Ramón Trujillo, candidate of United Sí Podemos (the coalition of parties between Sí se puede, Izquierda Unida and Podemos) for mayor of Santa Cruz de Tenerife, accuses the mayor and CC candidate of being “the number one public enemy of historical heritage and, on top of that, having the shamelessness of setting himself up as the guarantor of his recovery”.
Trujillo reveals that due to “the inability and incompetence” of the Bermúdez government, 12 properties proposed to be cataloged in the new catalog in process agreed at a technical level between the City Council and the Tenerife Cabildo, will be demolished because their owners have managed to get the judges to give the reason, because the legal term of precautionary protection has elapsed.
In addition to warning that a “massive destruction of historical heritage” is coming, the leader of United Sí Podemos promises that, if he governs, “he will prioritize the approval of the new catalog to prevent Bermúdez’s strategy from causing the destruction of dozens of buildings with heritage values, which requires the immediate expediting of the procedure and shortening the terms to the minimum legally permitted”.

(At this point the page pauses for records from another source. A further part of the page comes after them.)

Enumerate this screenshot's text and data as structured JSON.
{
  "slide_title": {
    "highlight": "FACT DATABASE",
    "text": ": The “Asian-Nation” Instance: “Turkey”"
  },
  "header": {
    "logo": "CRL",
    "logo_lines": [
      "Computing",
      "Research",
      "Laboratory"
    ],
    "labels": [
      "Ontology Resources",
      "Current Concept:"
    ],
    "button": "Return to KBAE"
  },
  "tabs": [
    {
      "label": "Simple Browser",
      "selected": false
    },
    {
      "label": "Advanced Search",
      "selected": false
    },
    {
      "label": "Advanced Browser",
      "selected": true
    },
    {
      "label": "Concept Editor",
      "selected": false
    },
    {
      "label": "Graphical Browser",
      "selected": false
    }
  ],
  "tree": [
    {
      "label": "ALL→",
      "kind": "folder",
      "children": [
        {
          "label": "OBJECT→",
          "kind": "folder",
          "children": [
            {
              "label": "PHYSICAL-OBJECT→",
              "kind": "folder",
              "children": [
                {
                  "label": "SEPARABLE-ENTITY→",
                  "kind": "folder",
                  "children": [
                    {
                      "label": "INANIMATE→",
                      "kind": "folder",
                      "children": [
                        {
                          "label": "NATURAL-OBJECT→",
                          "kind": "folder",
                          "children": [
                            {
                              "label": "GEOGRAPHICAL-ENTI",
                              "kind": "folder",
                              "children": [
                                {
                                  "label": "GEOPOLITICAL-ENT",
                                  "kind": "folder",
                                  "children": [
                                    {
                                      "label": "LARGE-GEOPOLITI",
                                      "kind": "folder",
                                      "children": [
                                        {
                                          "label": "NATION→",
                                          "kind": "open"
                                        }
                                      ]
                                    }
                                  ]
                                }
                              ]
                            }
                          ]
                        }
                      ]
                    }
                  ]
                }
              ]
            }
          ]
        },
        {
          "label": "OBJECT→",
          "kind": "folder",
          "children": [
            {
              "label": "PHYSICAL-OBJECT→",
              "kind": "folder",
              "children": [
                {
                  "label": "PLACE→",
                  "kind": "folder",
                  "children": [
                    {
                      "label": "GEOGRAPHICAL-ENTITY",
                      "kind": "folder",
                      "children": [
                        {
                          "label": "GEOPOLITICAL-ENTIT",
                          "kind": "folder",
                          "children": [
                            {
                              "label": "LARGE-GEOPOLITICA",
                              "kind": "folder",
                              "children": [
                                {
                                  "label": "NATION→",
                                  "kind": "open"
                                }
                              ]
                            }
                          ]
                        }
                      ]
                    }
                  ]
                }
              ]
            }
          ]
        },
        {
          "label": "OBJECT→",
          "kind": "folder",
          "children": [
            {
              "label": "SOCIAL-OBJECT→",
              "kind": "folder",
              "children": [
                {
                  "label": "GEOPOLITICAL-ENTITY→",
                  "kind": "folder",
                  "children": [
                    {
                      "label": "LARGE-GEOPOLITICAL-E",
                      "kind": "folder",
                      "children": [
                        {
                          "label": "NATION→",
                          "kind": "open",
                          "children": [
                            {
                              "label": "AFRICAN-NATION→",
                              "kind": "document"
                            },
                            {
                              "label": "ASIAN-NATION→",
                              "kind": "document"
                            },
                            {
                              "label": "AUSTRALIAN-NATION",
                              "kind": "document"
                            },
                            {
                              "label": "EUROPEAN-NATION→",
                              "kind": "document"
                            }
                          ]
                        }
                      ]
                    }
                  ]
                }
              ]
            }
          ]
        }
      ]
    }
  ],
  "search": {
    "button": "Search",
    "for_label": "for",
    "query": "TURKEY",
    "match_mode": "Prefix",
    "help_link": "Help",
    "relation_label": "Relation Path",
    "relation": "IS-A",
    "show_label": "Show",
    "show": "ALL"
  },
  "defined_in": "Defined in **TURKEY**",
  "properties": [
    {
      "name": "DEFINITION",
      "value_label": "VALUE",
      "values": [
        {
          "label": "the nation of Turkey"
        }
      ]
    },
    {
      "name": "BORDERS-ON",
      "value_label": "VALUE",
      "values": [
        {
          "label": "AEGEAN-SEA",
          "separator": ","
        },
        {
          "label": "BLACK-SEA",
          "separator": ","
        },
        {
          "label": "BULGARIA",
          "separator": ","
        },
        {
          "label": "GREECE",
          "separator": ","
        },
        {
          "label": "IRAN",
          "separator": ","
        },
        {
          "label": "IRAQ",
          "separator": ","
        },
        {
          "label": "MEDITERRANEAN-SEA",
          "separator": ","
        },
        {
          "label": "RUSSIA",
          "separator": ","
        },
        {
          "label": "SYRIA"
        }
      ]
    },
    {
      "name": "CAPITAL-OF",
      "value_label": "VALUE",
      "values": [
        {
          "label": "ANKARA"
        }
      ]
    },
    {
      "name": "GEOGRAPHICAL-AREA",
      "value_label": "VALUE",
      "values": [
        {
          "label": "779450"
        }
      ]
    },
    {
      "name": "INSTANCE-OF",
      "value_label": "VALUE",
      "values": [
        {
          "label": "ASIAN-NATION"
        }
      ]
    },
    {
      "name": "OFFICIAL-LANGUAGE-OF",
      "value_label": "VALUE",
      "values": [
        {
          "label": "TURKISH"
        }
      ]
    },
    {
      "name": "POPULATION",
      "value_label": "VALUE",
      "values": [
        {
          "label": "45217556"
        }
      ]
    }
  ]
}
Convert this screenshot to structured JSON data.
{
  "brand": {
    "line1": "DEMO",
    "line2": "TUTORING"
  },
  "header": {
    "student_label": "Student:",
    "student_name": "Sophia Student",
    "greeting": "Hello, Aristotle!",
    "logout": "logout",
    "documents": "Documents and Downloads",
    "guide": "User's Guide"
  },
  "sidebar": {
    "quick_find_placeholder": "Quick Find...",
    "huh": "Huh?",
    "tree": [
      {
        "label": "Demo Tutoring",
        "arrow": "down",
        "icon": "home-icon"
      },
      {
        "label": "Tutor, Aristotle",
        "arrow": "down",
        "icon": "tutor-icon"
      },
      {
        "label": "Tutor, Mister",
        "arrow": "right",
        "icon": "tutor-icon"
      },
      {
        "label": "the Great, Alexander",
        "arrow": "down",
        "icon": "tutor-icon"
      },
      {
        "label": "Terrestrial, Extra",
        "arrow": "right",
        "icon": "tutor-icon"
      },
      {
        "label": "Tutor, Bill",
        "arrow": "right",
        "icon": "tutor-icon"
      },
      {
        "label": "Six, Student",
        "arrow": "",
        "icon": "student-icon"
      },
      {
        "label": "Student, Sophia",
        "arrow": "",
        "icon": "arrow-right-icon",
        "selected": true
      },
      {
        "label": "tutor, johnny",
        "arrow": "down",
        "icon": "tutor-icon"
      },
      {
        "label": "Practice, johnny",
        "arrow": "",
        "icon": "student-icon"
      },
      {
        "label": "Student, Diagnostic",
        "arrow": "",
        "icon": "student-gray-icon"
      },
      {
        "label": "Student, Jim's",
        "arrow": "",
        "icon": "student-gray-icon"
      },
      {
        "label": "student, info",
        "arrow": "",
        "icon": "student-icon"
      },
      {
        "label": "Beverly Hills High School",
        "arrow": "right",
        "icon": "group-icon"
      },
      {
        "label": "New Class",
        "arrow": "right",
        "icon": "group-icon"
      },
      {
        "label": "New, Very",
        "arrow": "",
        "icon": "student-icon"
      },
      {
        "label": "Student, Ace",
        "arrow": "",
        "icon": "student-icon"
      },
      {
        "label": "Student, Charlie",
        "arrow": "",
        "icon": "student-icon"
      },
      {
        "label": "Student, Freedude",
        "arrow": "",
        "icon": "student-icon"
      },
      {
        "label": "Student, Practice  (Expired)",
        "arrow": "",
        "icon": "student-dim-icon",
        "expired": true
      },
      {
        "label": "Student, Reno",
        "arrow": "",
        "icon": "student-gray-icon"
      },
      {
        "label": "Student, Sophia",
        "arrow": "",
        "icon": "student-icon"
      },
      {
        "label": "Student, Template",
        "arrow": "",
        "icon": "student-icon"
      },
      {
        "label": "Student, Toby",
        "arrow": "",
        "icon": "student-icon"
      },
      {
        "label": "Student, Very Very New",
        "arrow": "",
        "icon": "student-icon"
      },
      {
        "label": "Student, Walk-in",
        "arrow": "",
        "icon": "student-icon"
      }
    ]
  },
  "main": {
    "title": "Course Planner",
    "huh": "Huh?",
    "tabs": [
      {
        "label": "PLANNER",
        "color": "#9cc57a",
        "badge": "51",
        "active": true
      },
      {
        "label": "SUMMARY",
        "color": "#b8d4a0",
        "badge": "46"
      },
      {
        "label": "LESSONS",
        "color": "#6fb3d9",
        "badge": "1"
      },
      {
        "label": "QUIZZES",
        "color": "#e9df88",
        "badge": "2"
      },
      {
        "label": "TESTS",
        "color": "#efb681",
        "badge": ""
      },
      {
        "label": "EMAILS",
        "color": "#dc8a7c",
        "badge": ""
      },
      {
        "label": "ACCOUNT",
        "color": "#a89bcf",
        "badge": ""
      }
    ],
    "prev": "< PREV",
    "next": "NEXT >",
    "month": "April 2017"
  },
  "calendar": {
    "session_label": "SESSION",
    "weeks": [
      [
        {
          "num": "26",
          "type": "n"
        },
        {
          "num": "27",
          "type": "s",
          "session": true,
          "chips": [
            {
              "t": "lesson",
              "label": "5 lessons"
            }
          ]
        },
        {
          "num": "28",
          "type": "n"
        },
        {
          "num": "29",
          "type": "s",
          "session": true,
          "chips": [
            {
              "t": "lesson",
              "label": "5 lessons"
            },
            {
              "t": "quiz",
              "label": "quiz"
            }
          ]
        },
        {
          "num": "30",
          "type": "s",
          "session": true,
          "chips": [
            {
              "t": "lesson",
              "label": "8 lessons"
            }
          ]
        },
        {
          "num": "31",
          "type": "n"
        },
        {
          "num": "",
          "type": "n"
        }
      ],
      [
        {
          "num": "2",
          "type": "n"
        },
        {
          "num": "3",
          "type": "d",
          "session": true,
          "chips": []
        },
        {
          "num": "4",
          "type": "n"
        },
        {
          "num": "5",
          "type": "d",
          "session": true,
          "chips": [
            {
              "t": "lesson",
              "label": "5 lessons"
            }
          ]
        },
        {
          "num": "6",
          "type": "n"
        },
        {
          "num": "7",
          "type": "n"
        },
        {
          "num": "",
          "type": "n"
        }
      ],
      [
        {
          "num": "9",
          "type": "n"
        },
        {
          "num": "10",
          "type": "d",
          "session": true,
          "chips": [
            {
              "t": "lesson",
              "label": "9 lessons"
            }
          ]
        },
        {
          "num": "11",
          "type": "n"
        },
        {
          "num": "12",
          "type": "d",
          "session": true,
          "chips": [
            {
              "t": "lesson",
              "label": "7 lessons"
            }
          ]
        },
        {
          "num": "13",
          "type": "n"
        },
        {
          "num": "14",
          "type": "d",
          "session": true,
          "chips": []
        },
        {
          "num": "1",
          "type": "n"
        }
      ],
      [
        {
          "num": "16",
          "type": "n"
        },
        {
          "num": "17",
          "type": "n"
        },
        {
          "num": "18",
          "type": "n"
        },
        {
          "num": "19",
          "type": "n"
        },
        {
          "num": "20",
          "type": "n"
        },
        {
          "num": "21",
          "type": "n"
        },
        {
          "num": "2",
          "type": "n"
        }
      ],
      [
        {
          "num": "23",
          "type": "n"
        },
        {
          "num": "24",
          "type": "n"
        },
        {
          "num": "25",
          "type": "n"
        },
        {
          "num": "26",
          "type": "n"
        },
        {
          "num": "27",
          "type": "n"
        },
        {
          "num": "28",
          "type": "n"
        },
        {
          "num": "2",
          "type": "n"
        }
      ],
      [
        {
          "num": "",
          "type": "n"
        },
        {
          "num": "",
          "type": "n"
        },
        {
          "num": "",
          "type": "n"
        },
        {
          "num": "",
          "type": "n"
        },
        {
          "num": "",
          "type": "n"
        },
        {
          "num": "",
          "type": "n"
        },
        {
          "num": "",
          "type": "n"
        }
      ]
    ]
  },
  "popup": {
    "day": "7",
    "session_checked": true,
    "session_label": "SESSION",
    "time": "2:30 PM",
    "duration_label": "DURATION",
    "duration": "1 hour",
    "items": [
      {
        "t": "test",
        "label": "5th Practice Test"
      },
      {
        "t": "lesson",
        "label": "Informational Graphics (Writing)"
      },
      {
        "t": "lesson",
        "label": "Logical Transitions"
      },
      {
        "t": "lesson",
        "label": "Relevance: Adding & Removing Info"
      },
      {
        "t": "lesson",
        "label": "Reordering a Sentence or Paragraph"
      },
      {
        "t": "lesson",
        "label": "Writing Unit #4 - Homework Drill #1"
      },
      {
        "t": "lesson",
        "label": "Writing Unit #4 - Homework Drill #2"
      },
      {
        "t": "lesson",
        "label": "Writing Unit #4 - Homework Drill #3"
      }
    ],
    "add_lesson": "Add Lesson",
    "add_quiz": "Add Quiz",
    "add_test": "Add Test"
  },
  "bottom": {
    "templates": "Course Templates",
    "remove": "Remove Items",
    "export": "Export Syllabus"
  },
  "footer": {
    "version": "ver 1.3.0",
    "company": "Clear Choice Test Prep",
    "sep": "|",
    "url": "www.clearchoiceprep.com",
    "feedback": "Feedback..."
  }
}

And it is that, despite the social and political controversy that in the past mandate caused the demolition of historic buildings proposed to be cataloged by the Cabildo, in June 2022 the deadline given by the current Canary Islands Cultural Heritage Law to update the patrimonial protection catalogues.
Now, the local government chaired by the CC candidate, a “heritage killer” party in Santa Cruz, has issued an instruction that only validates the list of the catalog of the Basic Adaptation of the General Planning Plan of 2005, before the cancellation of the planning of 2013. This means that, “due to the incompetence of Bermúdez”, the owners of hundreds of properties that are proposed to be protected, can request a demolition license.
In this way, what the mayor is doing is “creating a regulatory vacuum and now giving a clear and forceful incentive to the massive destruction of historical heritage before it is protected with the new catalogue.”
If we look back, Trujillo abounds, “no one has caused more damage to heritage in the last 13 years than Bermúdez”, for whom only “properties whose emblematic value and protection already enjoy consensus are historical heritage, as is the case of the Palacio de Carta or Viera y Clavijo, but instead look the other way at those privately owned that are proposed to be catalogued, many hundreds.
As a “necessary collaborator, it has the PP, for whom it was a good idea to widen the Rambla by demolishing part of the Plaza de Toros, and when the Cabildo and the Canarian Government want to expand a Historic Site, Bermúdez is ready to resort to it.”
Finally, Trujillo wonders “what strange kind of nationalist is who, instead of loving and defending the cultural heritage of the Canarian people, abandons it to its fate and to urban speculation, as CC has done in Santa Cruz in a shameless way ”. “For those nationalisms, those saddlebags were not needed,” ironically the candidate of the confluence of the alternative left.